A document released on the weekend details a prison interview conducted in June by the SEC inspector general in which Madoff says he had the impression that "it never entered the SEC's mind that it was a Ponzi scheme."
There were some shades of boasting even as Madoff sat in jail a few months after pleading guilty to fraud. The only problem with officials at the SEC's Washington headquarters, Madoff said, is that he had "too much credibility with them and they dismissed" the idea of a Ponzi scheme.
The disgraced financier confided that he didn't bring an attorney with him when he testified in an inquiry by the SEC's enforcement division because he believed he didn't need one - and he was trying to fool the government investigators into thinking he had nothing to hide.
The details emerged in a summary of Inspector General David Kotz's interview with Madoff at the Metropolitan Correctional Center in New York, released along with hundreds of other documents related to Kotz's extensive investigation of the SEC's stunning failure to detect Madoff's fraudulent scheme for 16 years.

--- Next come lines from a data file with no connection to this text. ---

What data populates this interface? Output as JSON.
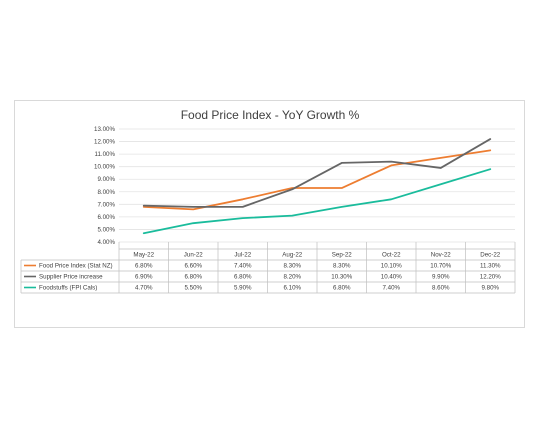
{
  "chart_data": {
    "type": "line",
    "title": "Food Price Index - YoY Growth %",
    "categories": [
      "May-22",
      "Jun-22",
      "Jul-22",
      "Aug-22",
      "Sep-22",
      "Oct-22",
      "Nov-22",
      "Dec-22"
    ],
    "y_ticks": [
      "4.00%",
      "5.00%",
      "6.00%",
      "7.00%",
      "8.00%",
      "9.00%",
      "10.00%",
      "11.00%",
      "12.00%",
      "13.00%"
    ],
    "ylim": [
      4,
      13
    ],
    "grid": true,
    "legend": "data-table",
    "series": [
      {
        "name": "Food Price Index (Stat NZ)",
        "color": "#ed7d31",
        "values": [
          6.8,
          6.6,
          7.4,
          8.3,
          8.3,
          10.1,
          10.7,
          11.3
        ],
        "labels": [
          "6.80%",
          "6.60%",
          "7.40%",
          "8.30%",
          "8.30%",
          "10.10%",
          "10.70%",
          "11.30%"
        ]
      },
      {
        "name": "Supplier Price increase",
        "color": "#666666",
        "values": [
          6.9,
          6.8,
          6.8,
          8.2,
          10.3,
          10.4,
          9.9,
          12.2
        ],
        "labels": [
          "6.90%",
          "6.80%",
          "6.80%",
          "8.20%",
          "10.30%",
          "10.40%",
          "9.90%",
          "12.20%"
        ]
      },
      {
        "name": "Foodstuffs (FPI Cals)",
        "color": "#1abc9c",
        "values": [
          4.7,
          5.5,
          5.9,
          6.1,
          6.8,
          7.4,
          8.6,
          9.8
        ],
        "labels": [
          "4.70%",
          "5.50%",
          "5.90%",
          "6.10%",
          "6.80%",
          "7.40%",
          "8.60%",
          "9.80%"
        ]
      }
    ]
  }
}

As the SEC inspectors carried out probe after probe of his business, Madoff said in the interview he was "worried every time" that he'd be caught. "It was a nightmare for me," he said. "I wish they caught me six years ago, eight years ago."
Madoff, 71, a former Nasdaq stock market chairman, pleaded guilty in March to charges that his secretive investment-adviser operation was a multibillion-dollar Ponzi scheme that destroyed thousands of people's life savings and wrecked charities. It was possibly the largest-ever Ponzi: the classic scheme in which investors are paid with other investors' money rather than actual profits on their investment.

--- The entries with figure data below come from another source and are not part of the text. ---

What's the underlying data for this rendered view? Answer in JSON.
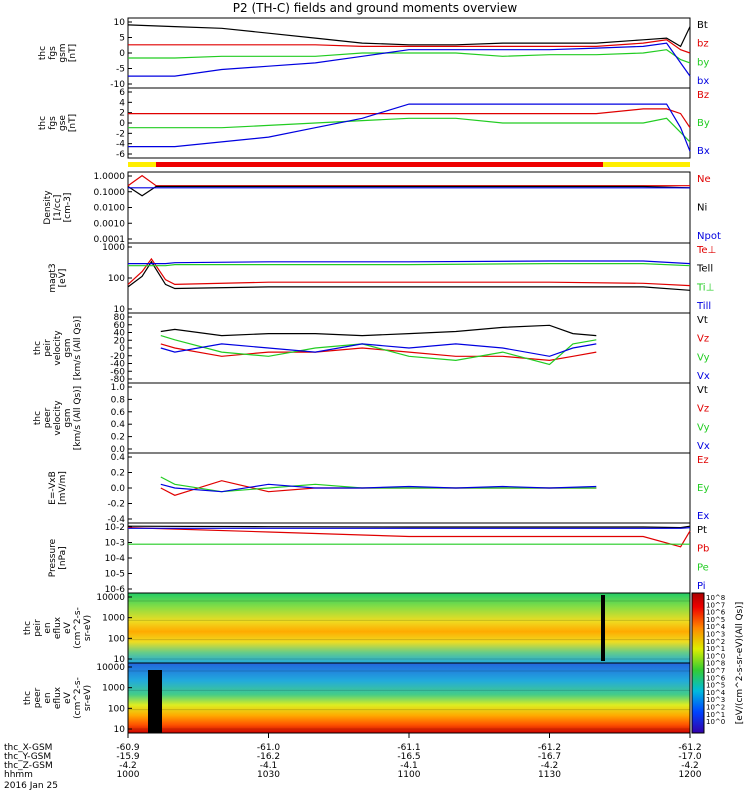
{
  "title": "P2 (TH-C) fields and ground moments overview",
  "colors": {
    "black": "#000000",
    "red": "#e00000",
    "green": "#22cc22",
    "blue": "#0000e0",
    "yellow": "#ffee00",
    "bar_red": "#ee0000"
  },
  "chart_data": [
    {
      "type": "line",
      "id": "fgs",
      "ylabel_lines": [
        "thc",
        "fgs",
        "gsm",
        "[nT]"
      ],
      "yticks": [
        "10",
        "5",
        "0",
        "-5",
        "-10"
      ],
      "ylim": [
        -10,
        10
      ],
      "series": [
        {
          "name": "Bt",
          "color": "black",
          "x": [
            1000,
            1010,
            1020,
            1030,
            1040,
            1050,
            1100,
            1110,
            1120,
            1130,
            1140,
            1150,
            1155,
            1158,
            1200
          ],
          "y": [
            8.5,
            8,
            7.5,
            6,
            4.5,
            3,
            2.5,
            2.5,
            3,
            3,
            3,
            4,
            4.5,
            2,
            8
          ]
        },
        {
          "name": "bz",
          "color": "red",
          "x": [
            1000,
            1010,
            1020,
            1030,
            1040,
            1050,
            1100,
            1110,
            1120,
            1130,
            1140,
            1150,
            1155,
            1158,
            1200
          ],
          "y": [
            2.5,
            2.5,
            2.5,
            2.5,
            2.5,
            2,
            2,
            2,
            2,
            2,
            2,
            3,
            4,
            1,
            0
          ]
        },
        {
          "name": "by",
          "color": "green",
          "x": [
            1000,
            1010,
            1020,
            1030,
            1040,
            1050,
            1100,
            1110,
            1120,
            1130,
            1140,
            1150,
            1155,
            1158,
            1200
          ],
          "y": [
            -1.5,
            -1.5,
            -1,
            -1,
            -1,
            0,
            0,
            0,
            -1,
            -0.5,
            -0.5,
            0,
            1,
            -2,
            -3
          ]
        },
        {
          "name": "bx",
          "color": "blue",
          "x": [
            1000,
            1010,
            1020,
            1030,
            1040,
            1050,
            1100,
            1110,
            1120,
            1130,
            1140,
            1150,
            1155,
            1158,
            1200
          ],
          "y": [
            -7,
            -7,
            -5,
            -4,
            -3,
            -1,
            1,
            1,
            1,
            1,
            1.5,
            2,
            3,
            -3,
            -7
          ]
        }
      ]
    },
    {
      "type": "line",
      "id": "fgs_gse",
      "ylabel_lines": [
        "thc",
        "fgs",
        "gse",
        "[nT]"
      ],
      "yticks": [
        "6",
        "4",
        "2",
        "0",
        "-2",
        "-4",
        "-6"
      ],
      "ylim": [
        -7,
        7
      ],
      "series": [
        {
          "name": "Bz",
          "color": "red",
          "x": [
            1000,
            1010,
            1020,
            1030,
            1040,
            1050,
            1100,
            1110,
            1120,
            1130,
            1140,
            1150,
            1155,
            1158,
            1200
          ],
          "y": [
            2,
            2,
            2,
            2,
            2,
            2,
            2,
            2,
            2,
            2,
            2,
            3,
            3,
            2,
            -1
          ]
        },
        {
          "name": "By",
          "color": "green",
          "x": [
            1000,
            1010,
            1020,
            1030,
            1040,
            1050,
            1100,
            1110,
            1120,
            1130,
            1140,
            1150,
            1155,
            1158,
            1200
          ],
          "y": [
            -1,
            -1,
            -1,
            -0.5,
            0,
            0.5,
            1,
            1,
            0,
            0,
            0,
            0,
            1,
            -2,
            -4
          ]
        },
        {
          "name": "Bx",
          "color": "blue",
          "x": [
            1000,
            1010,
            1020,
            1030,
            1040,
            1050,
            1100,
            1110,
            1120,
            1130,
            1140,
            1150,
            1155,
            1158,
            1200
          ],
          "y": [
            -5,
            -5,
            -4,
            -3,
            -1,
            1,
            4,
            4,
            4,
            4,
            4,
            4,
            4,
            -1,
            -6
          ]
        }
      ]
    },
    {
      "type": "line",
      "id": "density",
      "scale": "log",
      "ylabel_lines": [
        "Density",
        "[1/cc]",
        "[cm-3]"
      ],
      "yticks": [
        "1.0000",
        "0.1000",
        "0.0100",
        "0.0010",
        "0.0001"
      ],
      "ylim": [
        0.0001,
        1
      ],
      "series": [
        {
          "name": "Ne",
          "color": "red",
          "x": [
            1000,
            1003,
            1006,
            1008,
            1010,
            1030,
            1100,
            1130,
            1150,
            1200
          ],
          "y": [
            0.2,
            0.8,
            0.2,
            0.2,
            0.2,
            0.2,
            0.2,
            0.2,
            0.2,
            0.2
          ]
        },
        {
          "name": "Ni",
          "color": "black",
          "x": [
            1000,
            1003,
            1006,
            1008,
            1010,
            1030,
            1100,
            1130,
            1150,
            1200
          ],
          "y": [
            0.18,
            0.05,
            0.18,
            0.18,
            0.18,
            0.18,
            0.18,
            0.18,
            0.18,
            0.15
          ]
        },
        {
          "name": "Npot",
          "color": "blue",
          "x": [
            1000,
            1003,
            1006,
            1008,
            1010,
            1030,
            1100,
            1130,
            1150,
            1200
          ],
          "y": [
            0.15,
            0.15,
            0.15,
            0.15,
            0.15,
            0.15,
            0.15,
            0.15,
            0.15,
            0.15
          ]
        }
      ]
    },
    {
      "type": "line",
      "id": "temp",
      "scale": "log",
      "ylabel_lines": [
        "magt3",
        "[eV]"
      ],
      "yticks": [
        "1000",
        "100",
        "10"
      ],
      "ylim": [
        10,
        3000
      ],
      "series": [
        {
          "name": "Te⊥",
          "color": "red",
          "x": [
            1000,
            1003,
            1005,
            1008,
            1010,
            1030,
            1100,
            1130,
            1150,
            1200
          ],
          "y": [
            100,
            300,
            900,
            150,
            100,
            120,
            120,
            120,
            110,
            90
          ]
        },
        {
          "name": "Tell",
          "color": "black",
          "x": [
            1000,
            1003,
            1005,
            1008,
            1010,
            1030,
            1100,
            1130,
            1150,
            1200
          ],
          "y": [
            80,
            200,
            700,
            100,
            70,
            80,
            80,
            80,
            80,
            60
          ]
        },
        {
          "name": "Ti⊥",
          "color": "green",
          "x": [
            1000,
            1003,
            1005,
            1008,
            1010,
            1030,
            1100,
            1130,
            1150,
            1200
          ],
          "y": [
            500,
            500,
            500,
            500,
            550,
            550,
            550,
            600,
            600,
            500
          ]
        },
        {
          "name": "Till",
          "color": "blue",
          "x": [
            1000,
            1003,
            1005,
            1008,
            1010,
            1030,
            1100,
            1130,
            1150,
            1200
          ],
          "y": [
            600,
            600,
            600,
            600,
            650,
            700,
            700,
            750,
            750,
            600
          ]
        }
      ]
    },
    {
      "type": "line",
      "id": "ion_vel",
      "ylabel_lines": [
        "thc",
        "peir",
        "velocity",
        "gsm",
        "[km/s (All Qs)]"
      ],
      "yticks": [
        "80",
        "60",
        "40",
        "20",
        "0",
        "-20",
        "-40",
        "-60",
        "-80"
      ],
      "ylim": [
        -80,
        80
      ],
      "series": [
        {
          "name": "Vt",
          "color": "black",
          "x": [
            1007,
            1010,
            1020,
            1030,
            1040,
            1050,
            1100,
            1110,
            1120,
            1130,
            1135,
            1140
          ],
          "y": [
            40,
            45,
            30,
            35,
            35,
            30,
            35,
            40,
            50,
            55,
            35,
            30
          ]
        },
        {
          "name": "Vz",
          "color": "red",
          "x": [
            1007,
            1010,
            1020,
            1030,
            1040,
            1050,
            1100,
            1110,
            1120,
            1130,
            1135,
            1140
          ],
          "y": [
            10,
            0,
            -20,
            -10,
            -10,
            0,
            -10,
            -20,
            -20,
            -30,
            -20,
            -10
          ]
        },
        {
          "name": "Vy",
          "color": "green",
          "x": [
            1007,
            1010,
            1020,
            1030,
            1040,
            1050,
            1100,
            1110,
            1120,
            1130,
            1135,
            1140
          ],
          "y": [
            30,
            20,
            -10,
            -20,
            0,
            10,
            -20,
            -30,
            -10,
            -40,
            10,
            20
          ]
        },
        {
          "name": "Vx",
          "color": "blue",
          "x": [
            1007,
            1010,
            1020,
            1030,
            1040,
            1050,
            1100,
            1110,
            1120,
            1130,
            1135,
            1140
          ],
          "y": [
            0,
            -10,
            10,
            0,
            -10,
            10,
            0,
            10,
            0,
            -20,
            0,
            10
          ]
        }
      ]
    },
    {
      "type": "line",
      "id": "elec_vel",
      "ylabel_lines": [
        "thc",
        "peer",
        "velocity",
        "gsm",
        "[km/s (All Qs)]"
      ],
      "yticks": [
        "1.0",
        "0.8",
        "0.6",
        "0.4",
        "0.2",
        "0.0"
      ],
      "ylim": [
        0,
        1
      ],
      "series": [
        {
          "name": "Vt",
          "color": "black",
          "x": [],
          "y": []
        },
        {
          "name": "Vz",
          "color": "red",
          "x": [],
          "y": []
        },
        {
          "name": "Vy",
          "color": "green",
          "x": [],
          "y": []
        },
        {
          "name": "Vx",
          "color": "blue",
          "x": [],
          "y": []
        }
      ]
    },
    {
      "type": "line",
      "id": "efield",
      "ylabel_lines": [
        "E=-VxB",
        "[mV/m]"
      ],
      "yticks": [
        "0.4",
        "0.2",
        "0.0",
        "-0.2",
        "-0.4"
      ],
      "ylim": [
        -0.45,
        0.45
      ],
      "series": [
        {
          "name": "Ez",
          "color": "red",
          "x": [
            1007,
            1010,
            1020,
            1030,
            1040,
            1050,
            1100,
            1110,
            1120,
            1130,
            1140
          ],
          "y": [
            0,
            -0.1,
            0.1,
            -0.05,
            0,
            0,
            0,
            0,
            0,
            0,
            0
          ]
        },
        {
          "name": "Ey",
          "color": "green",
          "x": [
            1007,
            1010,
            1020,
            1030,
            1040,
            1050,
            1100,
            1110,
            1120,
            1130,
            1140
          ],
          "y": [
            0.15,
            0.05,
            -0.05,
            0,
            0.05,
            0,
            0,
            0,
            0,
            0,
            0
          ]
        },
        {
          "name": "Ex",
          "color": "blue",
          "x": [
            1007,
            1010,
            1020,
            1030,
            1040,
            1050,
            1100,
            1110,
            1120,
            1130,
            1140
          ],
          "y": [
            0.05,
            0,
            -0.05,
            0.05,
            0,
            0,
            0.02,
            0,
            0.02,
            0,
            0.02
          ]
        }
      ]
    },
    {
      "type": "line",
      "id": "pressure",
      "scale": "log",
      "ylabel_lines": [
        "Pressure",
        "[nPa]"
      ],
      "yticks": [
        "10-2",
        "10-3",
        "10-4",
        "10-5",
        "10-6"
      ],
      "ylim": [
        1e-06,
        0.03
      ],
      "series": [
        {
          "name": "Pt",
          "color": "black",
          "x": [
            1000,
            1030,
            1100,
            1130,
            1150,
            1158,
            1200
          ],
          "y": [
            0.025,
            0.023,
            0.022,
            0.022,
            0.022,
            0.02,
            0.025
          ]
        },
        {
          "name": "Pb",
          "color": "red",
          "x": [
            1000,
            1030,
            1100,
            1130,
            1150,
            1158,
            1200
          ],
          "y": [
            0.02,
            0.01,
            0.005,
            0.005,
            0.005,
            0.001,
            0.012
          ]
        },
        {
          "name": "Pe",
          "color": "green",
          "x": [
            1000,
            1030,
            1100,
            1130,
            1150,
            1158,
            1200
          ],
          "y": [
            0.0015,
            0.0015,
            0.0015,
            0.0015,
            0.0015,
            0.0015,
            0.0015
          ]
        },
        {
          "name": "Pi",
          "color": "blue",
          "x": [
            1000,
            1030,
            1100,
            1130,
            1150,
            1158,
            1200
          ],
          "y": [
            0.018,
            0.018,
            0.018,
            0.018,
            0.018,
            0.018,
            0.02
          ]
        }
      ]
    },
    {
      "type": "heatmap",
      "id": "ion_spec",
      "ylabel_lines": [
        "thc",
        "peir",
        "en",
        "eflux",
        "eV",
        "(cm^2-s-",
        "sr-eV)"
      ],
      "yticks": [
        "10000",
        "1000",
        "100",
        "10"
      ]
    },
    {
      "type": "heatmap",
      "id": "elec_spec",
      "ylabel_lines": [
        "thc",
        "peer",
        "en",
        "eflux",
        "eV",
        "(cm^2-s-",
        "sr-eV)"
      ],
      "yticks": [
        "10000",
        "1000",
        "100",
        "10"
      ]
    }
  ],
  "colorbar": {
    "labels": [
      "10^8",
      "10^7",
      "10^6",
      "10^5",
      "10^4",
      "10^3",
      "10^2",
      "10^1",
      "10^0",
      "10^8",
      "10^7",
      "10^6",
      "10^5",
      "10^4",
      "10^3",
      "10^2",
      "10^1",
      "10^0"
    ],
    "units": "[eV/(cm^2-s-sr-eV)(All Qs)]"
  },
  "xaxis": {
    "rows": [
      {
        "label": "thc_X-GSM",
        "values": [
          "-60.9",
          "-61.0",
          "-61.1",
          "-61.2",
          "-61.2"
        ]
      },
      {
        "label": "thc_Y-GSM",
        "values": [
          "-15.9",
          "-16.2",
          "-16.5",
          "-16.7",
          "-17.0"
        ]
      },
      {
        "label": "thc_Z-GSM",
        "values": [
          "-4.2",
          "-4.1",
          "-4.1",
          "-4.2",
          "-4.2"
        ]
      },
      {
        "label": "hhmm",
        "values": [
          "1000",
          "1030",
          "1100",
          "1130",
          "1200"
        ]
      }
    ],
    "date": "2016 Jan 25"
  }
}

He is serving a 150-year sentence in federal prison in North Carolina.
Kotz also issued a statement saying his probe found no evidence to support Madoff's claim of having a "close relationship" with SEC Chairman Mary Schapiro, who previously headed the Financial Industry Regulatory Authority, the brokerage industry's self-policing organization.
In the interview, Madoff called Schapiro a "dear friend," saying she "probably thinks, I wish I never knew this guy."
Like the SEC, FINRA made periodic exams of Madoff's brokerage operation, which functioned separately from his investment business hidden from regulators' view.
An internal review by FINRA found a regulatory breakdown on the part of the organization in the Madoff case.